Верн сидел со скучающим видом, барабаня пальцами по столу, на котором стояла полная бутылка.
— Вот за что тебя люблю, Верн, ты всегда к моему приходу готов, — усмехнулся Хоб, шмыгнув носом. — Бутылочка полнёхонька, меня дожидается…
— Рановато ты сегодня, — ответил тот. — Пленник-то наш без тебя заскучал. С Хобом, говорит, не соскучишься, а скоро уже выпустят.
— Да ну его к чёрту, — махнул пухлой рукой тюремшик. — Я решил начальству не докладывать. Уж больно этот бродяга смахивает на безумца, а безумец даже под пытками ничего дельного не расскажет. К королю он собрался… Пусть лучше меня развлекает своими байками, а как сдохнет, так и окажется на свободе. Ну, раздавай, а я пока пригублю…

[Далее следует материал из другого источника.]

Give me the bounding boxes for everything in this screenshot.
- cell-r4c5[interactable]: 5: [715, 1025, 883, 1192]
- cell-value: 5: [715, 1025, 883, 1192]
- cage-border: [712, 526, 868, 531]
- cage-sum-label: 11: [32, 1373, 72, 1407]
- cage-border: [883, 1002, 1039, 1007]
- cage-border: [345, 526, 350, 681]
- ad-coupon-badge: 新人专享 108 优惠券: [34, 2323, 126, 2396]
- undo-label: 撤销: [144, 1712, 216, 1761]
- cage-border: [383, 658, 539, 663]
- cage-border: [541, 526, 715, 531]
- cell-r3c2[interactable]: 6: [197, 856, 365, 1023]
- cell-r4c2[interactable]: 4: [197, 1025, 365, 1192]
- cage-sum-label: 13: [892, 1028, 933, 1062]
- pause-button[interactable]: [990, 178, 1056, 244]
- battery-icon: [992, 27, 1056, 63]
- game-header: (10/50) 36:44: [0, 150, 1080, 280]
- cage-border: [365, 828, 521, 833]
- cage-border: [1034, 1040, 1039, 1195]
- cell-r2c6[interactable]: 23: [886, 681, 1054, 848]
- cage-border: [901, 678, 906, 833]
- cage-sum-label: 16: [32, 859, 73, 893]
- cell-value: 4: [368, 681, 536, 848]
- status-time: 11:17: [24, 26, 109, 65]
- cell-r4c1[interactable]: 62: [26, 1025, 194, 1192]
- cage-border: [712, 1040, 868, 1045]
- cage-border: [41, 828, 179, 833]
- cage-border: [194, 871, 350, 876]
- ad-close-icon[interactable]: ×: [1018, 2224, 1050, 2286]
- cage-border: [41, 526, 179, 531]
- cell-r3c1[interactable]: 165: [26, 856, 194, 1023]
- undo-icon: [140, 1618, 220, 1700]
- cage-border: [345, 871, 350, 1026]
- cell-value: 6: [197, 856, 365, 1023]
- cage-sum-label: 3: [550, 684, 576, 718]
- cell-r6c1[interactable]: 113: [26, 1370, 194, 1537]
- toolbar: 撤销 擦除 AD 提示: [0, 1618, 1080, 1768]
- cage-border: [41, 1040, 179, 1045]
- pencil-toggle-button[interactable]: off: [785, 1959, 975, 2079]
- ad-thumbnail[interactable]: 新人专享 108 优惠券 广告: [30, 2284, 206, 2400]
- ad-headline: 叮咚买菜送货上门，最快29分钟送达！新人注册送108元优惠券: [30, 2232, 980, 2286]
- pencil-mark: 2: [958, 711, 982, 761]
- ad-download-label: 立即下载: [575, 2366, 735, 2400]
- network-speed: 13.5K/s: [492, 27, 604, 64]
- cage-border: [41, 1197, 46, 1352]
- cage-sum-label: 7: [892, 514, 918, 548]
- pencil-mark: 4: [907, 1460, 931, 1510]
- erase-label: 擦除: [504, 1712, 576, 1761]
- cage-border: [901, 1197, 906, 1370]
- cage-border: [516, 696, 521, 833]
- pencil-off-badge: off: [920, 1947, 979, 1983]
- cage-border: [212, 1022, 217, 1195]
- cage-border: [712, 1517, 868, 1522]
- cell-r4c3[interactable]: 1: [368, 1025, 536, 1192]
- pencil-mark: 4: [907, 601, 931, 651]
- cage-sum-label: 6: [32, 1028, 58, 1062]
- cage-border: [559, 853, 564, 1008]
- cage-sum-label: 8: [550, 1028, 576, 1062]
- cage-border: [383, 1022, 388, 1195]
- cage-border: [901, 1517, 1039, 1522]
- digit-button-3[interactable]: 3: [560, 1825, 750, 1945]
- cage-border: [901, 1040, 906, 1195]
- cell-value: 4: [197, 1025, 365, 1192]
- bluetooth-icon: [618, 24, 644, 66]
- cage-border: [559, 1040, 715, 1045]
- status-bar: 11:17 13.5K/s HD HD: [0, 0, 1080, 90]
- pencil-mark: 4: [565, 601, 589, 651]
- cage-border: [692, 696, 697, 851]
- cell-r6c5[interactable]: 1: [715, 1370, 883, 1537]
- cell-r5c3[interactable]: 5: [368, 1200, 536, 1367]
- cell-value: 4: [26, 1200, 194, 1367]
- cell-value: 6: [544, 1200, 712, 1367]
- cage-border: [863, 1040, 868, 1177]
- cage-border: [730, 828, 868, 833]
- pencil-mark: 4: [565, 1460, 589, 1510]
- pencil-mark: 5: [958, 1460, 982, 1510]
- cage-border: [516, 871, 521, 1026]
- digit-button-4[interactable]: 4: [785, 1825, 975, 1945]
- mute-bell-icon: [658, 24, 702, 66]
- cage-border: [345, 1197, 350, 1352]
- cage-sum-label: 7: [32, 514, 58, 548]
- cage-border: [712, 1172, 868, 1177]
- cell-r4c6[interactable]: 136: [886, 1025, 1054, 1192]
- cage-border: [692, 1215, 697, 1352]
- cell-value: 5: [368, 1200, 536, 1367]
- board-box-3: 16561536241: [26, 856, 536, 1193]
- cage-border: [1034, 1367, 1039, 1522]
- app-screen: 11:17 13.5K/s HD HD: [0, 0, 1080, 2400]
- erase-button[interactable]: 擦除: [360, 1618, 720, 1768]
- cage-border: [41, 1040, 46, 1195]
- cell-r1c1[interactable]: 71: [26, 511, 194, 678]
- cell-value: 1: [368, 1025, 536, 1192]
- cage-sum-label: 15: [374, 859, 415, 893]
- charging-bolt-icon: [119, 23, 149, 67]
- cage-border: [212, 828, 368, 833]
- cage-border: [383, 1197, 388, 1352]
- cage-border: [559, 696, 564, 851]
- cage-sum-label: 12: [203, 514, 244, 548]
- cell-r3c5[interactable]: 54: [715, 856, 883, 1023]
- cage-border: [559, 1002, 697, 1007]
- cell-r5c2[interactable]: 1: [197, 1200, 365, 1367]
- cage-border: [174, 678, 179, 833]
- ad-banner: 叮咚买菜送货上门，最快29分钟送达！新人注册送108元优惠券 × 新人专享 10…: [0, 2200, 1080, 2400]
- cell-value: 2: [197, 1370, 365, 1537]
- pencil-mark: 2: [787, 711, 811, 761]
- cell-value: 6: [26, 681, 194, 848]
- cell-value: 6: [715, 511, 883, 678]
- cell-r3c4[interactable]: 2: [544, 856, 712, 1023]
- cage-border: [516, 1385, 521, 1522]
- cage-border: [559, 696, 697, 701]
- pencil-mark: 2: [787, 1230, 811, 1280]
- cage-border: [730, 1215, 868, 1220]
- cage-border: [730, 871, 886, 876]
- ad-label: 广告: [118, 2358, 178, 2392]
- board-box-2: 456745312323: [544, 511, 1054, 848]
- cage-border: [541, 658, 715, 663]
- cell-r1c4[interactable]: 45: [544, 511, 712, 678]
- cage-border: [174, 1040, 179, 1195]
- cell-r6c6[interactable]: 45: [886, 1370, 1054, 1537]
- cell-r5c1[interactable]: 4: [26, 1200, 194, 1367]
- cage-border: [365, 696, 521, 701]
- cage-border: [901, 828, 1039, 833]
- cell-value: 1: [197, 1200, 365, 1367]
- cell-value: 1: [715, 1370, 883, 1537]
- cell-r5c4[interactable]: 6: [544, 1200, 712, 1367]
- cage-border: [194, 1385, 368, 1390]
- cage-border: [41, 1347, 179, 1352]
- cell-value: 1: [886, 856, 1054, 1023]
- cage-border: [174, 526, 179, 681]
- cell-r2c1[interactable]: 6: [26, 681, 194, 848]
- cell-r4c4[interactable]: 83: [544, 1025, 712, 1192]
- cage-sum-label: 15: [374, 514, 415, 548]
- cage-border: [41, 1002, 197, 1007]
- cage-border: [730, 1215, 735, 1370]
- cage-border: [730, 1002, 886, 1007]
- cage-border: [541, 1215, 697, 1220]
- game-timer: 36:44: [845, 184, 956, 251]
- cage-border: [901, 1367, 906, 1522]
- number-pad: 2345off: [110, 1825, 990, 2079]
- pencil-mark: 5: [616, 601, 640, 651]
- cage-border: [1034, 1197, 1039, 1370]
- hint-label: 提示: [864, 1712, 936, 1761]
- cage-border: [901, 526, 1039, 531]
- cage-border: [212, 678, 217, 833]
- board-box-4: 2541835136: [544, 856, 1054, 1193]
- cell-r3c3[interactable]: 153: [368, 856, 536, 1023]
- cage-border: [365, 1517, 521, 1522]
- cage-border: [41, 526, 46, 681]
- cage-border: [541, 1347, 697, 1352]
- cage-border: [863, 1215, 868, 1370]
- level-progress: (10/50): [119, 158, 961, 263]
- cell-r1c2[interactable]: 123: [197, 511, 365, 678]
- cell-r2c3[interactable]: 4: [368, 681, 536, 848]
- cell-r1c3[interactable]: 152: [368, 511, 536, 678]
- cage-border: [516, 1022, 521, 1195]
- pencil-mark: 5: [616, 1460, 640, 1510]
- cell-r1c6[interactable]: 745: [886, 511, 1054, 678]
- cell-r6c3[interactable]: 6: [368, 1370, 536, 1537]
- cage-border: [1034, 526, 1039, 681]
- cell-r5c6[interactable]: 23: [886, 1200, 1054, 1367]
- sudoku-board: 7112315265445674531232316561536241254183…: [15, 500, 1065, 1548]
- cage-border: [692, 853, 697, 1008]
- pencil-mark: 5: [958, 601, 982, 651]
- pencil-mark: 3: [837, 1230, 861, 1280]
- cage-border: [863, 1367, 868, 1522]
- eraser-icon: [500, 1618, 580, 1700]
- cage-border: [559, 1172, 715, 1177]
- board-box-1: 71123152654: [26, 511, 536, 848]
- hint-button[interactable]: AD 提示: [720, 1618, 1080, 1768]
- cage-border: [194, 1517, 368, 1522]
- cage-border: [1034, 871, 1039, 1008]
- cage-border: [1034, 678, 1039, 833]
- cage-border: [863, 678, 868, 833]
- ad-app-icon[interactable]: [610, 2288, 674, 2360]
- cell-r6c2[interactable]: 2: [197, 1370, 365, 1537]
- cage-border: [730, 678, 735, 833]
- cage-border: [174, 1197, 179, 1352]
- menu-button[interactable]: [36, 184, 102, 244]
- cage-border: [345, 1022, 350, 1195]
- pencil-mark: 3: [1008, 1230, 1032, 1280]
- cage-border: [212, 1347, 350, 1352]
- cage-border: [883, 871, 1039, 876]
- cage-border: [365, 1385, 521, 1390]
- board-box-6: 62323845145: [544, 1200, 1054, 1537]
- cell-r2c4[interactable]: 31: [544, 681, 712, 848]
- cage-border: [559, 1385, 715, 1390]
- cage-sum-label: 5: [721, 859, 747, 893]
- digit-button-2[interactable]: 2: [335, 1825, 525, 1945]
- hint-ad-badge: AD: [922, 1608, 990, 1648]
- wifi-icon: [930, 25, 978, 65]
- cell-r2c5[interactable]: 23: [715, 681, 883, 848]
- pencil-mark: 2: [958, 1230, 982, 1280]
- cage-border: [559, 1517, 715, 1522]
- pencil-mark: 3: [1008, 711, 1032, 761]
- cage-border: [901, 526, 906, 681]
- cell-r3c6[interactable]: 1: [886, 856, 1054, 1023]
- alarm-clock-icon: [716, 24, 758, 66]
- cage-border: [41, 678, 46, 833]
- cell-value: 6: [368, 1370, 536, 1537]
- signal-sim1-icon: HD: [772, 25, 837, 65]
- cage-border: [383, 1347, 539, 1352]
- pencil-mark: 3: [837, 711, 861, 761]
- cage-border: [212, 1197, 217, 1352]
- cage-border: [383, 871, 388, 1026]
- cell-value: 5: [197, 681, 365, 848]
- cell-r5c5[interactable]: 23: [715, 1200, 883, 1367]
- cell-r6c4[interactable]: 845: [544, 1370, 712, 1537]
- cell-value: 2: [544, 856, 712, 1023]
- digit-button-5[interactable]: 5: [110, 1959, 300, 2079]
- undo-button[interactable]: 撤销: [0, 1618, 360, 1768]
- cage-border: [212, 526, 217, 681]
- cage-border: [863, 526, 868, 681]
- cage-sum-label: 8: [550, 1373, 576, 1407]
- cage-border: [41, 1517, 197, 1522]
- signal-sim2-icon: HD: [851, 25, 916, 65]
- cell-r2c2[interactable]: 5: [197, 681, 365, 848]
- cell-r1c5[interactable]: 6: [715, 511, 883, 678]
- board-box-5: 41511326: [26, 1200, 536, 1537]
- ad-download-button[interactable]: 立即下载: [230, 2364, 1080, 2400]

Хоб присосался к бутылке, но, сделав пару глотков, скривился и с отвращением посмотрел на Верна.
— Что за дрянь ты принёс? — толстяк принюхался и отшатнулся. — Где брал?
— Там же, где и всегда.
Хоб принюхался снова и подавил рвотный позыв.
— Чёрт возьми… Оно же прокисшее! Будто не вино, а уксус…
— Тебе в самый раз, — донёсся из темноты камеры голос Таринора.
— Чего-чего? — прищурился Хоб. — А ну повтори!
— Говорю, дрянное пойло для такой свиньи в самый раз будет.
— А ну язык прикуси, пёс шелудивый! — рявкнул тюремщик и ударил дубинкой по решётке.
— На большее смелости не хватает? Помнится, ты грозился повесить мой язык на верёвочку, чтобы за девками ухлёстывать. Видать, беда у тебя с ними. Немудрено, с такой рожей-то.
— Ещё одно слово…
Хоб побагровел от злости, и несколько секунд из камеры не доносилось ни звука.
— Так-то лучше, — проговорил он и вновь стукнул по железным прутьям. — Заткнись и сиди. Ну, Верн, с выпивкой не сложилось, хоть в карты сыграем…
— Когда я впервые тебя увидел, подумал, что твоя мамаша согрешила с хряком. Скажи-ка, ты у неё один такой или вас целый выводок?
Хоб сжал кулаки, задрожал всем телом и, сорвав ключ со стены, принялся отпирать замок камеры.
— Я убью тебя, ублюдок, — приговаривал он. — Дай только дверь открыть, собственными руками придушу!
— Ну давай, давай, попробуй…
Однако, когда тюремщик распахнул дверь, то кровь тут же отхлынула от его лица. На свет перед ним вышло то, чем пугают нерадивых детей и запойных пьяниц: покрытая щетиной тварь с парой острых рогов, когтями и копытами, в чьих глазах пылал огонь Преисподней.
— Вот и пришёл тебе конец, Хобарт из Рыбного переулка! — проговорило чудище жутким траурным басом, после чего взмахнуло крыльями и подлетело совсем близко. — Твоя душа теперь моя.